Not long after my wife and I moved to California, she got in touch with Mr Puzzle and ordered some puzzles for me for my upcoming birthday. Yes, I knew back then she was a keeper! One of the puzzles she decided on was One Four All & All Four One! designed by Arcady Dyskin & Pantazis Houlis. Themed around the Four Musketeers, I guess the look appealed to her, and I certainly wasn't disappointed when I opened my presents!
This is a very simple four piece puzzle, with a frame, with the simple goal of "placing all four cubes into the rhombus frame, in such a way, that the entire structure (frame and cubes) are interlocked (i.e. there are no loose parts)." Yes, I used simple twice in that sentence. Do I even need to comment on what that means?
Each of the cubes is 3/4" and the frame is 3 1/2" x 3" x 1 1/8". The cubes appear to be Maple, Lacewood, and two others probably native to Australia if I know Mr Puzzle. Sadly I can't find much more information about them, suffice to say they are contrasting woods. This particular copy was used by Pantazis as his exchange puzzle at IPP30. The puzzle was also entered into the design competition at IPP30, and received a top 10 place in the judging.

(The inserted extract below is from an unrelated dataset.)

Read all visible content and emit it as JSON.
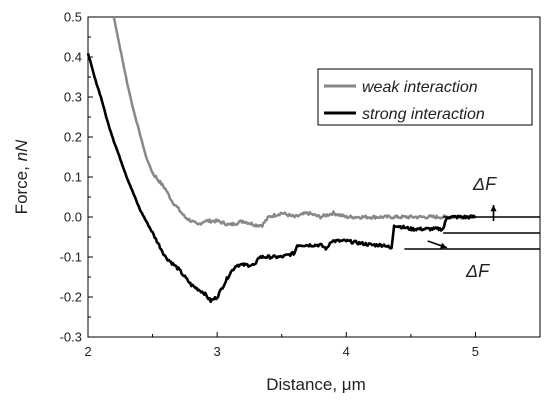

As you can see from the info sheet, each of the cubes has been given the designation of one of the four Musketeers. It doesn't change the puzzle any, but keeps a nice theme flowing.
As you've probably guessed, the reason I've not written about this before now is because the puzzle is so simple. It's so simple in fact, that even with the solution printed on the other side of the card, it took me a very long time to solve. This is not just a logical challenge to understand how to interlock the pieces, but also a dexterity challenge to place all the pieces in the correct orientations within the frame. And trust me, juggling four pieces inside the frame at precise angles is anything but simple.
I don't normally talk about puzzle solutions, or show them, but in this case I feel I'm justified. Amusingly, on the solution side of the puzzle card, it states "Beware: Even knowing the solution, it is not easy, and some musketeer skill is needed!" Forget musketeer skill, a bloomin' Ninja would struggle with this one. I have no doubt that when Mr Puzzle made these, he tested the fit of each and every one of them. And I have to commend him for that as this is one infuriating puzzle. If there's an easy way to get the cubes in place I've not found it. Yes, I did solve it, and I took a photo to prove it. If you want to see it, click the link here.
It looks great, and it's one heck of a challenge. I doubt it will live on my shelves solved as it's so challenging to put together, but it is a great puzzle, and really deserves some recognition. You may struggle to find a copy, but if you spy one for sale or see it in someone's collection, don't pass it up. It is worth a crack.
Yesterday I reviewed the Perplexus Rookie, and a long while ago, the Perplexus. Today it's the turn of the Perplexus Epic, the third in the series from designer Michael McGinnis. Given that my review of the Original Perplexus is regularly in the top five posts read on my blog each month if not the most read, clearly there's a lot of interest in the puzzles.
The Epic is the hardest of the series of Perplexus puzzles, covering 125 stages from start to finish. With four starting points, this time labelled as Practice A, B and C (along with the actual start) this is a serious challenge, and completing the track from the first stage all the way to 125 is a serious dexterity challenge.
The Epic is larger than the original Perplexus at 8" in diameter and really is a step up in difficulty. Sticking with a much sharper White, Blue and Grey colour scheme, it certainly seems as though this edition is no longer aimed at the younger market, but at the serious puzzler. It certainly looks good sitting on the top of my puzzling shelves. Ok, so it's the book shelves, that just happen to have puzzles scattered over them as well as the books.
Having spent quite a while trying to make it from the start to the end in one try, I can confirm that this is not an easy puzzle. There are many more moving elements in this edition, with more hump backed bridges, stairs, single walled tracks, drops, tunnels and jumps than either of the other puzzles that you're not going to make it through this one without some serious practice. When I first started trying to solve the Epic, I had real difficulty being able to get beyond the fifth section - the fourth being a see saw which has a drop at the end of it meaning you have to get the speed just right or you'll miss the landing. And that's not the most challenging obstacle in the puzzle.
One of the new challenges I found in the Epic is just finding an angle to be able to see the ball and the current stage of the puzzle at certain points as there's so much going on in there it's not always obvious how to hold the ball to get the best view to be able to progress, and you're going to have to be able to see where you're going if you hope not to fall off.
The Epic really lives up to its name as a seriously challenging puzzle, that you're going to get a lot of hours of play from. That is if you don't throw it across the room in frustration. While I don't recommend throwing it, I really do recommend picking up a copy. Amazon and Puzzle Master both carry the puzzle for a very reasonable price so you really can't go wrong.
Finally, let me wish all my readers a Merry Christmas. I hope Santa has been good to you and brought you many new puzzles to keep you busy through all the food that's sure to fill you to the brim.